Для Федора это дружеское геройство означало приговор.
Он мог понять силу ненависти горожан. В нем уже многие "узнавали" убийцу своего отца, палача сестры, губителя детей... Сказывалась инстинктивная потребность — увидеть виновного в том, что обрушилась твоя жизнь, и пусть он заплатит...
Почему-то ярче всего запомнилось, как с него сдирали медали...
Конечно, он знал, что ошибка рано или поздно выяснится.
Но очень скоро стало казаться, что это навсегда, и надежды нет. Так, он пытался быть спокойным, и объяснял, и ставил себя на их место — сам же, когда нужно было, выстрелил предателю в затылок, не колеблясь, и никакого сожаления не имел к молоденькому белокурому юноше, считай, подростку. Словно тот и человеком перестал быть после того, как, подняв руки и нелепо пригнувшись, двинулся в сторону немцев, всхлипывая, причитая, умоляя...
А потом появилась она, ежедневно (или еженощно?) на несколько часов подменяя искушенных борцов со шпионажем. Как он понял, доверили "сбивать с него спесь" товарищу Валентине именно потому, что решили, что это особенно обидно — взрослый крепкий мужик полностью во власти стервозной девки. Только-только окончила курсы, амбициозная, страшно переживает, что не успела повоевать на фронте...
Свое первое задание товарищ Рабко исполняла со стахановским энтузиазмом.

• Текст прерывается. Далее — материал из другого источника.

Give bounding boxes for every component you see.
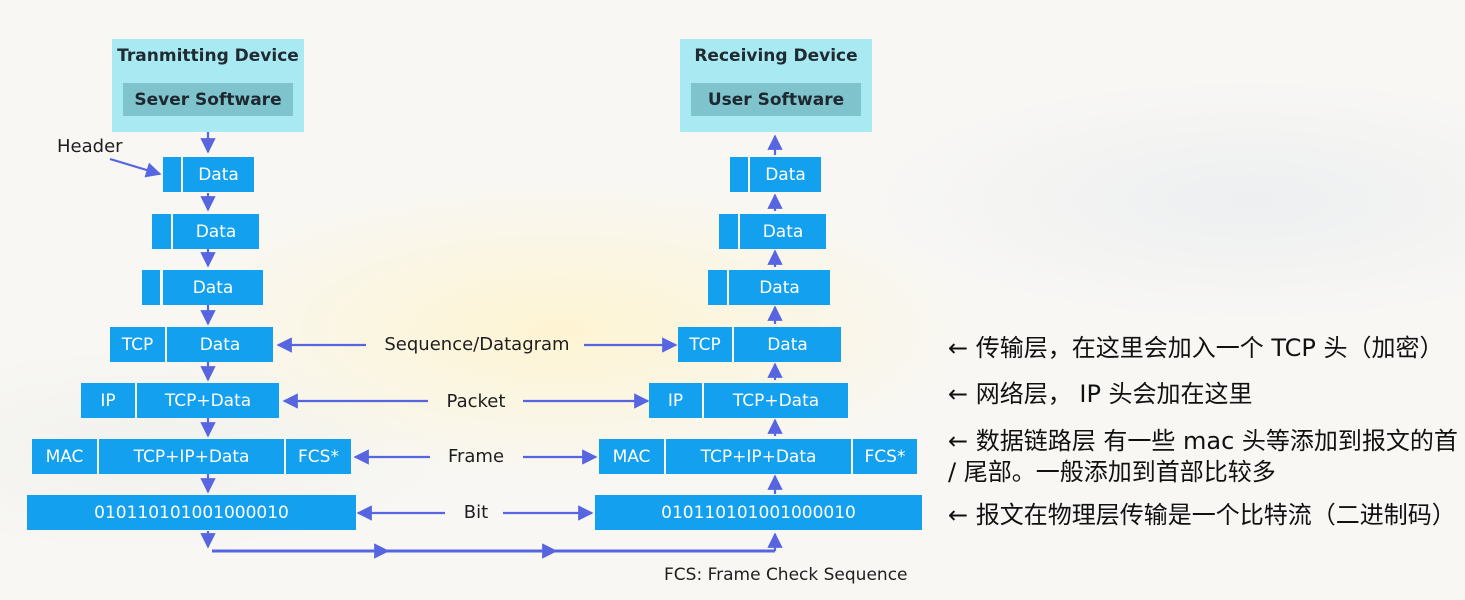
header-block (730, 157, 748, 192)
tcp-ip-data-block: TCP+IP+Data (99, 439, 284, 474)
data-block: Data (163, 270, 263, 305)
tcp-data-block: TCP+Data (137, 383, 279, 418)
header-pointer (109, 157, 162, 178)
data-block: Data (183, 157, 254, 192)
tcp-header-block: TCP (110, 327, 165, 362)
tcp-ip-data-block: TCP+IP+Data (666, 439, 851, 474)
header-block (708, 270, 727, 305)
note-network-layer: ← 网络层， IP 头会加在这里 (948, 380, 1253, 408)
fcs-trailer-block: FCS* (853, 439, 917, 474)
header-block (152, 214, 171, 249)
mac-header-block: MAC (599, 439, 664, 474)
data-block: Data (740, 214, 826, 249)
note-physical-layer: ← 报文在物理层传输是一个比特流（二进制码） (948, 501, 1456, 529)
sequence-datagram-label: Sequence/Datagram (384, 334, 570, 355)
header-block (163, 157, 181, 192)
note-datalink-layer: ← 数据链路层 有一些 mac 头等添加到报文的首 / 尾部。一般添加到首部比较… (948, 427, 1458, 486)
receiving-device-title: Receiving Device (694, 46, 858, 66)
bitstream-block: 010110101001000010 (595, 495, 922, 530)
bitstream-block: 010110101001000010 (27, 495, 356, 530)
data-block: Data (167, 327, 273, 362)
bit-label: Bit (463, 502, 489, 523)
data-block: Data (173, 214, 259, 249)
header-block (142, 270, 160, 305)
server-software-box: Sever Software (123, 83, 293, 116)
user-software-box: User Software (691, 83, 861, 116)
mac-header-block: MAC (32, 439, 97, 474)
receiving-device-box: Receiving Device User Software (680, 39, 872, 132)
ip-header-block: IP (649, 383, 702, 418)
tcp-data-block: TCP+Data (704, 383, 848, 418)
header-label: Header (57, 136, 123, 157)
frame-label: Frame (447, 446, 505, 467)
transmitting-device-box: Tranmitting Device Sever Software (112, 39, 304, 132)
fcs-trailer-block: FCS* (286, 439, 351, 474)
data-block: Data (734, 327, 841, 362)
transmitting-device-title: Tranmitting Device (117, 46, 299, 66)
note-transport-layer: ← 传输层，在这里会加入一个 TCP 头（加密） (948, 334, 1444, 362)
data-block: Data (729, 270, 830, 305)
ip-header-block: IP (81, 383, 135, 418)
tcp-header-block: TCP (678, 327, 732, 362)
packet-label: Packet (446, 391, 506, 412)
data-block: Data (750, 157, 821, 192)
fcs-footnote: FCS: Frame Check Sequence (664, 565, 908, 585)
header-block (719, 214, 738, 249)
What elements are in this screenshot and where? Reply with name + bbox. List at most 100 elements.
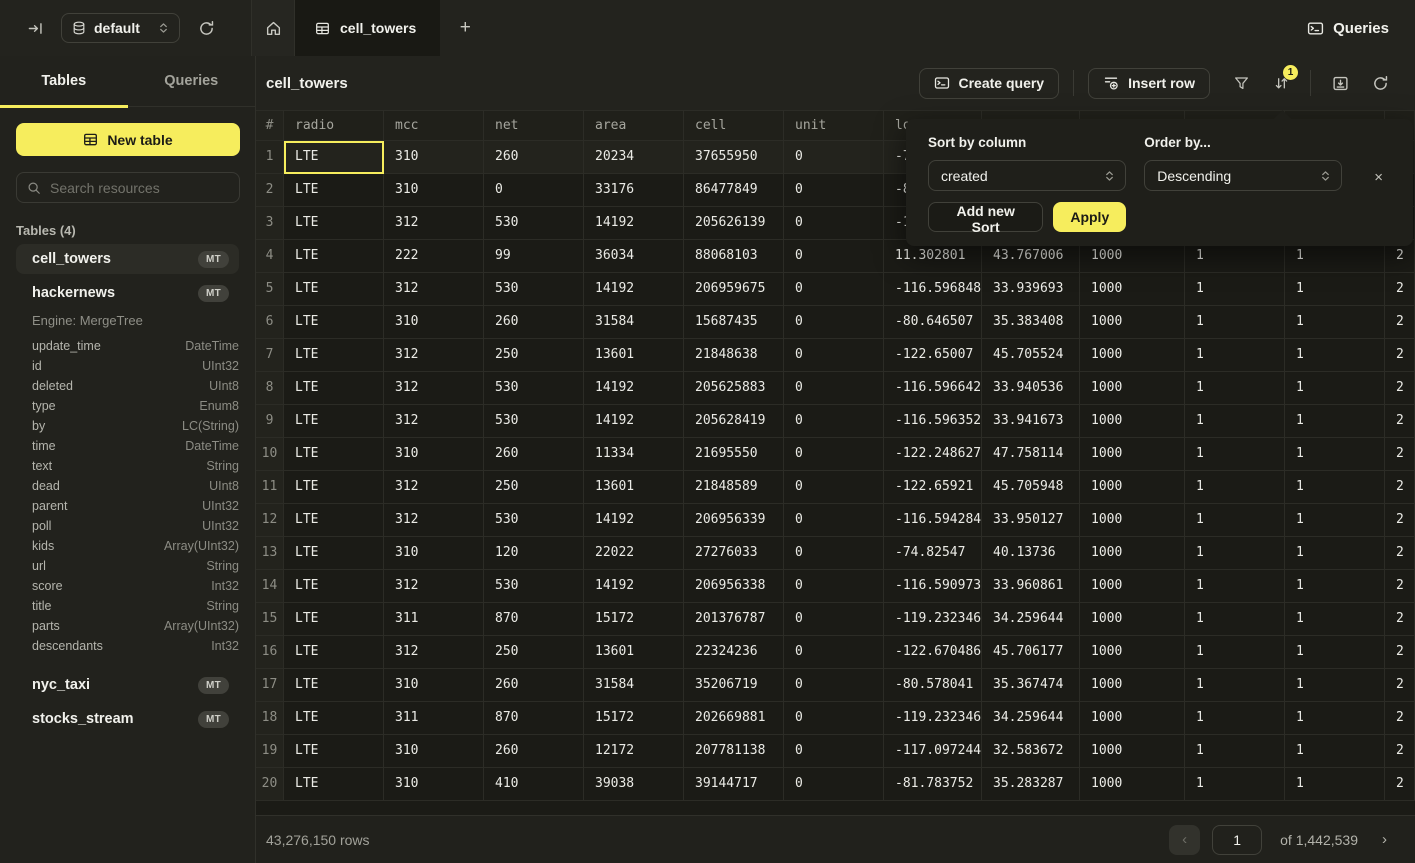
table-cell[interactable]: 1 [1285, 603, 1385, 636]
table-cell[interactable]: 207781138 [684, 735, 784, 768]
table-cell[interactable]: 0 [784, 768, 884, 801]
table-cell[interactable]: 1 [1285, 669, 1385, 702]
table-cell[interactable]: 1 [1185, 306, 1285, 339]
table-cell[interactable]: 33.960861 [982, 570, 1080, 603]
table-cell[interactable]: 14192 [584, 372, 684, 405]
table-cell[interactable]: 1 [1285, 405, 1385, 438]
table-cell[interactable]: 34.259644 [982, 603, 1080, 636]
table-cell[interactable]: 14192 [584, 504, 684, 537]
table-cell[interactable]: 2 [1385, 438, 1415, 471]
table-cell[interactable]: 1 [1285, 504, 1385, 537]
table-cell[interactable]: 27276033 [684, 537, 784, 570]
table-cell[interactable]: 20234 [584, 141, 684, 174]
table-cell[interactable]: 2 [1385, 537, 1415, 570]
table-cell[interactable]: 14192 [584, 207, 684, 240]
table-cell[interactable]: 2 [1385, 768, 1415, 801]
table-cell[interactable]: 2 [1385, 372, 1415, 405]
table-cell[interactable]: 312 [384, 471, 484, 504]
table-cell[interactable]: 12172 [584, 735, 684, 768]
table-cell[interactable]: 37655950 [684, 141, 784, 174]
table-cell[interactable]: 1000 [1080, 438, 1185, 471]
table-cell[interactable]: 13601 [584, 339, 684, 372]
table-cell[interactable]: 1000 [1080, 570, 1185, 603]
table-cell[interactable]: 0 [784, 273, 884, 306]
table-cell[interactable]: 312 [384, 570, 484, 603]
table-cell[interactable]: LTE [284, 273, 384, 306]
refresh-table-button[interactable] [1365, 68, 1395, 98]
table-cell[interactable]: 870 [484, 603, 584, 636]
table-cell[interactable]: 312 [384, 636, 484, 669]
table-cell[interactable]: 39144717 [684, 768, 784, 801]
table-cell[interactable]: 0 [784, 174, 884, 207]
table-cell[interactable]: 530 [484, 273, 584, 306]
table-cell[interactable]: -117.097244 [884, 735, 982, 768]
table-cell[interactable]: 1 [1185, 702, 1285, 735]
table-cell[interactable]: 99 [484, 240, 584, 273]
table-cell[interactable]: 1 [1285, 372, 1385, 405]
table-cell[interactable]: 0 [784, 240, 884, 273]
table-cell[interactable]: 1000 [1080, 735, 1185, 768]
table-cell[interactable]: 0 [784, 471, 884, 504]
table-cell[interactable]: 1 [1185, 768, 1285, 801]
table-cell[interactable]: 2 [1385, 636, 1415, 669]
sidebar-table-cell_towers[interactable]: cell_towersMT [16, 244, 239, 274]
table-cell[interactable]: 1 [1185, 438, 1285, 471]
sidebar-table-hackernews[interactable]: hackernewsMT [16, 278, 239, 308]
table-cell[interactable]: 0 [784, 603, 884, 636]
table-cell[interactable]: 1000 [1080, 405, 1185, 438]
table-cell[interactable]: 260 [484, 438, 584, 471]
table-cell[interactable]: -119.232346 [884, 702, 982, 735]
table-cell[interactable]: 33176 [584, 174, 684, 207]
table-cell[interactable]: 870 [484, 702, 584, 735]
table-cell[interactable]: 1 [1185, 339, 1285, 372]
table-cell[interactable]: LTE [284, 570, 384, 603]
table-cell[interactable]: 530 [484, 570, 584, 603]
table-cell[interactable]: 1 [1185, 405, 1285, 438]
table-cell[interactable]: 310 [384, 537, 484, 570]
sidebar-table-nyc_taxi[interactable]: nyc_taxiMT [16, 670, 239, 700]
table-cell[interactable]: 1 [1185, 372, 1285, 405]
table-cell[interactable]: 0 [784, 405, 884, 438]
table-cell[interactable]: LTE [284, 504, 384, 537]
table-cell[interactable]: 2 [1385, 702, 1415, 735]
table-cell[interactable]: 250 [484, 339, 584, 372]
table-cell[interactable]: LTE [284, 240, 384, 273]
prev-page-button[interactable]: ‹ [1169, 825, 1200, 855]
table-cell[interactable]: 86477849 [684, 174, 784, 207]
table-cell[interactable]: LTE [284, 702, 384, 735]
table-cell[interactable]: 1 [1185, 636, 1285, 669]
table-cell[interactable]: 1 [1185, 273, 1285, 306]
table-cell[interactable]: 530 [484, 207, 584, 240]
table-cell[interactable]: 1 [1185, 603, 1285, 636]
table-cell[interactable]: 1 [1285, 570, 1385, 603]
table-cell[interactable]: 206956339 [684, 504, 784, 537]
table-cell[interactable]: -116.594284 [884, 504, 982, 537]
column-header[interactable]: net [484, 111, 584, 141]
table-cell[interactable]: 2 [1385, 306, 1415, 339]
table-cell[interactable]: -116.590973 [884, 570, 982, 603]
sort-order-select[interactable]: Descending [1144, 160, 1342, 191]
table-cell[interactable]: 1 [1285, 306, 1385, 339]
sidebar-tab-queries[interactable]: Queries [128, 56, 256, 106]
table-cell[interactable]: 312 [384, 405, 484, 438]
column-header[interactable]: unit [784, 111, 884, 141]
table-cell[interactable]: 2 [1385, 339, 1415, 372]
table-cell[interactable]: 0 [784, 570, 884, 603]
table-cell[interactable]: 206956338 [684, 570, 784, 603]
table-cell[interactable]: 2 [1385, 504, 1415, 537]
table-cell[interactable]: LTE [284, 603, 384, 636]
table-cell[interactable]: 1 [1285, 339, 1385, 372]
table-cell[interactable]: 0 [784, 438, 884, 471]
table-cell[interactable]: 14192 [584, 273, 684, 306]
queries-button[interactable]: Queries [1307, 20, 1389, 37]
table-cell[interactable]: LTE [284, 735, 384, 768]
table-cell[interactable]: 1000 [1080, 504, 1185, 537]
table-cell[interactable]: 2 [1385, 735, 1415, 768]
table-cell[interactable]: 1 [1285, 636, 1385, 669]
table-cell[interactable]: 250 [484, 471, 584, 504]
table-cell[interactable]: 1 [1185, 735, 1285, 768]
table-cell[interactable]: 1000 [1080, 273, 1185, 306]
table-cell[interactable]: 32.583672 [982, 735, 1080, 768]
table-cell[interactable]: 0 [784, 702, 884, 735]
table-cell[interactable]: 312 [384, 372, 484, 405]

Федора снова передернуло от воспоминаний.
А теперь она стоит перед ним, и говорит, что выполнит все...
Федор сжал зубы, помолчал. И проговорил холодно.
— Ну давай, раздевайся.
Гостья, не изменившись в лице, расстегнула пуговицы мокрой шинели, чуть не обломав ногти на коротких сильных пальцах. Поискала, куда положить шинель... Взглянула на неподвижного хозяина... Бросила на пол. Взялась расстегивать кофточку, на минуту замешкалась.
— Только... Я мало что умею. Ну... Такого...
Федор едва не застонал от отвращения — к ней, к себе, к ситуации.
— Отставить! Идиотка!
От его крика она едва не рухнула. Глаза — аж круглые от испуга.
Что ж, ему нужно было перекрикивать пушки, когда командовал орудийным расчетом.
— Застегнитесь, мадам.
На ее щеках зарделись пятна. Как у героини первомайского плаката. Мертвый воздух дома, казалось, сгущается, как перед грозой. Федор цедил сквозь зубы:
— Значит, хочешь, чтобы я с тобой что-то сотворил — в знак прощения? Так что с тобой сделать — изнасиловать? Набить морду? Поставить на колени часиков на десять? Или пристрелить? А?
Валентина сглотнула, уставившись в пол с разводами неумело вымытой грязи.
— Что, трудно чувствовать себя сволочью?
Она прикусила губу.
Федор жестко продолжал.
— Я не дам тебе облегчения, оказавшись сволочью сам.
— И... как мне дальше... жить с этим?
И смотрит ясными голубыми глазами. Кто знал, что у барышни такая тонкость чувств.
— Как жить? — Федор улыбнулся. — А как живут твои старшие коллеги, которые меня допрашивали? Почему лейтенант Кравец или майор Тусклый не приехали ко мне с просьбой набить им морды? Спят по ночам спокойно. Что они тебе сказали? Что вы все просто выполняли свою работу, да?